Not that rare. I've generally approved of and faithfully read your ongoing quest of talking some sense into a certain poster, next to whom Lacuna is the very avatar of reasonableness. Your pool of patience is certainly much deeper than mine, so by all means.

Grey Wolf

Lacuna Caster
2018-05-09, 12:00 PM
I grow very bored of trying to converse with you. You keep changing your point as the previous one is proven to be false. If you wanted to say "why haven't the Death Eaters manufactured their own time turners" you could have said that from the start.
No, I am not asking why the Death Eaters specifically haven't made their own time turners (though that's a fair question to ask)- I'm asking why an entire society hasn't had a number of enterprising souls either steal or reverse-engineer (https://en.wikipedia.org/wiki/Porcelain#European_porcelain) the secrets to high-level magic and sold, e.g, the elixir of life for a million dollars a dose.

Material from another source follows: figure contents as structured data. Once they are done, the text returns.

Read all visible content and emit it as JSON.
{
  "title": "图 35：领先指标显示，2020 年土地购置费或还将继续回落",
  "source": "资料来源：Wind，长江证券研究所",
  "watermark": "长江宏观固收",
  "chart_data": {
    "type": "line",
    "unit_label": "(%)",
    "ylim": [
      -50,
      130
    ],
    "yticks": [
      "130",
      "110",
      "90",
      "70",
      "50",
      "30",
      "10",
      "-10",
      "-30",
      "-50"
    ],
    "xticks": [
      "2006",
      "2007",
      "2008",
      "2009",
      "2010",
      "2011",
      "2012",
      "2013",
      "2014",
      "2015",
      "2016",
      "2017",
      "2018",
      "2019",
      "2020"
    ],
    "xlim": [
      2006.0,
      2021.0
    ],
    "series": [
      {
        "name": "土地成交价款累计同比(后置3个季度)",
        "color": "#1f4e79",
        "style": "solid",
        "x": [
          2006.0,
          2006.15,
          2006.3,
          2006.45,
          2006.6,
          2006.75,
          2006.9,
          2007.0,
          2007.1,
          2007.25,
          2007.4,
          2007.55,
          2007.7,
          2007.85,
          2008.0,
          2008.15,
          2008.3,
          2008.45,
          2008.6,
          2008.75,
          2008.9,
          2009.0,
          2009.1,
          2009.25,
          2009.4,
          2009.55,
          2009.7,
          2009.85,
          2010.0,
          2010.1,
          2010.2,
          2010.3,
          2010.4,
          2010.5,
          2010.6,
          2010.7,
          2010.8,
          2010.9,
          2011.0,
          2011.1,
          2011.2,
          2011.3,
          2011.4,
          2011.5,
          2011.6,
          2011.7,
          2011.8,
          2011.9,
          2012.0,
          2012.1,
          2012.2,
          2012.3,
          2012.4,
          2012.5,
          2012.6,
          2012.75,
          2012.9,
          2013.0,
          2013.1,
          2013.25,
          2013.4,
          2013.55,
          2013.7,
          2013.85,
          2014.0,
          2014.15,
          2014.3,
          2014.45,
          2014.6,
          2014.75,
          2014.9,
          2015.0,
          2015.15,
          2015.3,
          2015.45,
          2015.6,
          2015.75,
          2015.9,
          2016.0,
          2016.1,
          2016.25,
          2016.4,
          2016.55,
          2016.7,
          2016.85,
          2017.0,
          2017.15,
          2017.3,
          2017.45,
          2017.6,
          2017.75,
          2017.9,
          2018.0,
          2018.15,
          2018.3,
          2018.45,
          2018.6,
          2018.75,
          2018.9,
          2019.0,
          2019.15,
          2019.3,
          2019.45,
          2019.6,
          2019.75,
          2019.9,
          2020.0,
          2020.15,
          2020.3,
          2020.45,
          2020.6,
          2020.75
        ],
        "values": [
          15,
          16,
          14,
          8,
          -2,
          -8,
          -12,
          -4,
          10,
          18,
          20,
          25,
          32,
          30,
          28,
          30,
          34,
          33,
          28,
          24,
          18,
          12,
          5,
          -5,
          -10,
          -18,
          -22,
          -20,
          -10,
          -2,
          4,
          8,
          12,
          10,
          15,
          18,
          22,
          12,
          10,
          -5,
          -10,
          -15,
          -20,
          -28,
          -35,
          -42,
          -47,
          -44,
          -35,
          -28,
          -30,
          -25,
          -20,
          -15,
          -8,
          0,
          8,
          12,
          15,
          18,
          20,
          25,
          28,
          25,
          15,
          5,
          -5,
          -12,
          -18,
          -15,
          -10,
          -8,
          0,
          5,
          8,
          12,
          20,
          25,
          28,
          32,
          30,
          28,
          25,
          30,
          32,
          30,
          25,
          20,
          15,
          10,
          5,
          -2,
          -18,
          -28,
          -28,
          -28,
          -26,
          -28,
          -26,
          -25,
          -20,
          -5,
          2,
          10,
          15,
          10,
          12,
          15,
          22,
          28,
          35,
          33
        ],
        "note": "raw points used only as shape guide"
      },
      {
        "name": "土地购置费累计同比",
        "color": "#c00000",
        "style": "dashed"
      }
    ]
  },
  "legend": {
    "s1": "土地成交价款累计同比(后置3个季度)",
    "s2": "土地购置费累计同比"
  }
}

Again, to be perfectly clear, I have nothing against the Harry Potter series, and I am not trying to hold up MoR as a flawless work beyond rebuke or improvement. But you're claiming that MoR is inventing this critique out of whole cloth, when there are absolutely elements of the original books that can be reasonably interpreted this way.


Ill take over for Grey Wolf if youre still interested in arguing the point. Its rare that he and I are so completely on the same page, I would hate to squander this.
Feel free, but unless you can somehow convince me that white people were invented in the late 18th century by a consortium of french intellectuals, I don't know if it will help very much.

.

Keltest
2018-05-09, 12:20 PM
No, I am not asking why the Death Eaters specifically haven't made their own time turners (though that's a fair question to ask)- I'm asking why an entire society hasn't had a number of enterprising souls either steal or reverse-engineer (https://en.wikipedia.org/wiki/Porcelain#European_porcelain) the secrets to high-level magic and sold, e.g, the elixir of life for a million dollars a dose.

The idea that people wanted these things and would try to steal them was the plot of the very first book. A number of interested powers and individuals devote significant expense to keeping them controlled and protected. Time Turners are kept in the most secure and secret wing of the Ministry of Magic. The Philosopher's Stone was pretty constantly kept under maximum security, and was then destroyed when it was decided that still wasn't good enough. The Elder Wand was studied, and was never really shown to be any better in practice than an ordinary wand anyway. Nobody familiar with the resurrection stone really wants to try and duplicate it. And the Invisibility Cloak wasn't an artifact in the public awareness, having plenty of copies around that did the job adequately anyway.

Fyraltari
2018-05-09, 12:54 PM
Feel free, but unless you can somehow convince me that white people were invented in the late 18th century by a consortium of french intellectuals, I don't know if it will help very much.
Wich is preposterous since, as we all know, white people were invented by the Illuminati, a late XVIIIth century congregation of german intellectuals.

zimmerwald1915
2018-05-09, 12:59 PM
Wich is preposterous since, as we all know, white people were invented by the Illuminati, a late XVIIIth century congregation of german intellectuals.
I thought White people were invented in the late XVII century by English colonial administrators.

Vinyadan
2018-05-09, 05:50 PM
King Edward III from Macbeth can heal people with layin his hands, this doesn't make him a wizard.

Divine magic! :smallbiggrin: Rangers are divine casters too, aren't they? In 3.5, at least.



The Nimbus 2000 replaced by the 2001 model.


Is that Goku learning to fly by his own power?